Human rights organizations, including Human Rights Watch and the Harvard Law School International Human Rights Clinic, have called for a new standalone treaty, arguing that the current diplomatic framework is insufficient. They’ve pointed to successful precedents: the Mine Ban Treaty and the Convention on Cluster Munitions were both created outside the traditional consensus-based process. But for now, the technology is advancing faster than the diplomacy. Multiple nations are actively developing autonomous weapons systems, and the absence of clear international rules creates a race-to-the-bottom dynamic where restraint is penalized.

Regulation Is Starting, Slowly

The European Union’s AI Act is the most comprehensive attempt at regulation so far. Its prohibitions on certain AI practices, such as social scoring systems and manipulative AI, took effect in February 2025. The majority of the Act’s rules, including enforcement mechanisms, kick in by August 2026. The law categorizes AI systems by risk level and imposes stricter requirements on higher-risk applications like those used in hiring, law enforcement, and critical infrastructure.

Outside Europe, regulation remains patchy. The U.S. has relied more on sector-specific guidance than comprehensive legislation. China has introduced rules targeting specific applications like deepfakes and recommendation algorithms but within a framework that also promotes rapid AI development. The gap between how fast AI is being deployed and how fast governance structures are catching up is one of the defining tensions of this period. Companies operating globally now face a patchwork of rules that differ by jurisdiction, which makes consistent safety standards difficult to enforce.

The Balance Depends on Choices

The evidence points in both directions simultaneously.
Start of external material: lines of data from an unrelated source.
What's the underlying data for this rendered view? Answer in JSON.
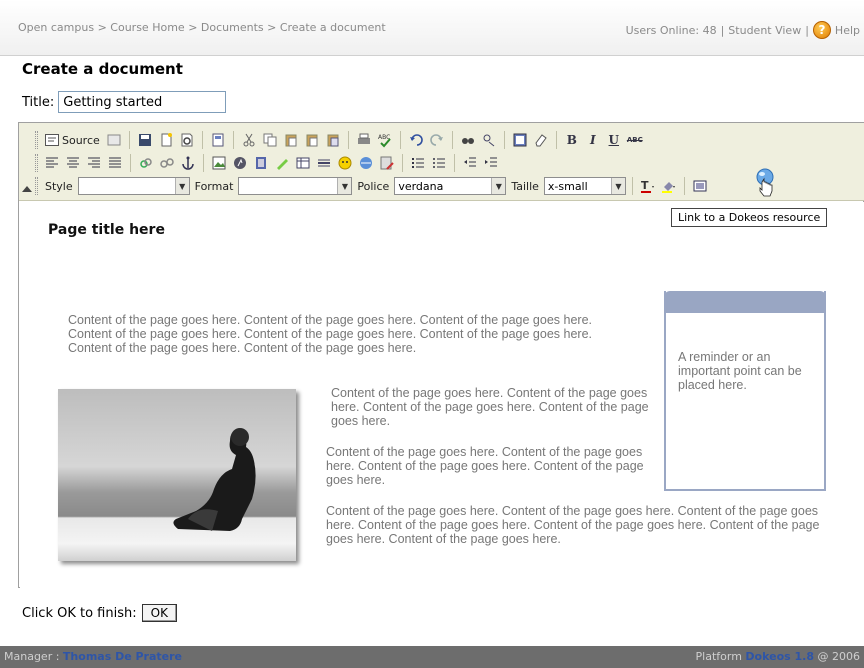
{
  "header": {
    "breadcrumb": [
      "Open campus",
      "Course Home",
      "Documents",
      "Create a document"
    ],
    "breadcrumb_sep": ">",
    "users_online": "Users Online: 48",
    "student_view": "Student View",
    "help": "Help"
  },
  "page": {
    "title": "Create a document",
    "title_label": "Title:",
    "title_value": "Getting started"
  },
  "toolbar": {
    "source_label": "Source",
    "style_label": "Style",
    "style_value": "",
    "format_label": "Format",
    "format_value": "",
    "font_label": "Police",
    "font_value": "verdana",
    "size_label": "Taille",
    "size_value": "x-small",
    "bold": "B",
    "italic": "I",
    "underline": "U",
    "strike": "ABC",
    "tooltip": "Link to a Dokeos resource"
  },
  "document": {
    "heading": "Page title here",
    "paragraph1": "Content of the page goes here. Content of the page goes here. Content of the page goes here. Content of the page goes here. Content of the page goes here. Content of the page goes here. Content of the page goes here. Content of the page goes here.",
    "paragraph2": "Content of the page goes here. Content of the page goes here. Content of the page goes here. Content of the page goes here.",
    "paragraph3": "Content of the page goes here. Content of the page goes here. Content of the page goes here. Content of the page goes here.",
    "paragraph4": "Content of the page goes here. Content of the page goes here. Content of the page goes here. Content of the page goes here. Content of the page goes here. Content of the page goes here. Content of the page goes here.",
    "sidebox_text": "A reminder or an important point can be placed here."
  },
  "finish": {
    "label": "Click OK to finish:",
    "ok": "OK"
  },
  "footer": {
    "manager_label": "Manager :",
    "manager_name": "Thomas De Pratere",
    "platform_label": "Platform",
    "platform_name": "Dokeos 1.8",
    "year": "@ 2006"
  }
}
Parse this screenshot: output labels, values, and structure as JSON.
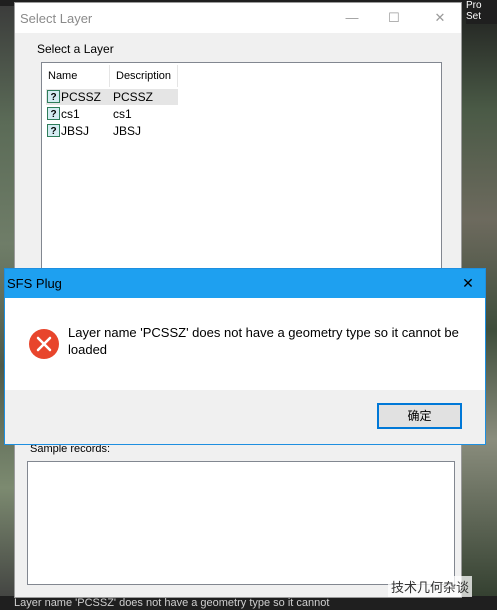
{
  "background": {
    "right_menu_lines": [
      "Pro",
      "Set"
    ],
    "bottom_text": "Layer name 'PCSSZ' does not have a geometry type so it cannot"
  },
  "select_layer_window": {
    "title": "Select Layer",
    "controls": {
      "minimize": "—",
      "maximize": "☐",
      "close": "✕"
    },
    "group_label": "Select a Layer",
    "columns": [
      "Name",
      "Description"
    ],
    "rows": [
      {
        "icon": "?",
        "name": "PCSSZ",
        "description": "PCSSZ",
        "selected": true
      },
      {
        "icon": "?",
        "name": "cs1",
        "description": "cs1",
        "selected": false
      },
      {
        "icon": "?",
        "name": "JBSJ",
        "description": "JBSJ",
        "selected": false
      }
    ],
    "sample_label": "Sample records:"
  },
  "error_dialog": {
    "title": "SFS Plug",
    "close_glyph": "✕",
    "message": "Layer name 'PCSSZ' does not have a geometry type so it cannot be loaded",
    "ok_label": "确定",
    "colors": {
      "titlebar": "#1ea0f0",
      "error_icon": "#e8452c",
      "button_border": "#0078d7"
    }
  },
  "watermark": {
    "text": "技术几何杂谈"
  }
}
AI is making drug discovery faster, flood predictions more accurate, and personalized education more accessible. It’s also amplifying racial bias in facial recognition, displacing millions of workers, and enabling weapons systems that operate beyond human control. The technology is not inherently good or bad. It amplifies whatever goals, values, and blind spots its developers and deployers bring to it.

What separates a beneficial outcome from a harmful one is largely a matter of policy, investment, and accountability. Societies that fund workforce retraining, enforce algorithmic audits, and establish clear rules for high-risk applications will capture more of the upside. Those that let deployment outpace governance will absorb more of the damage, and that damage will fall disproportionately on people who are already vulnerable.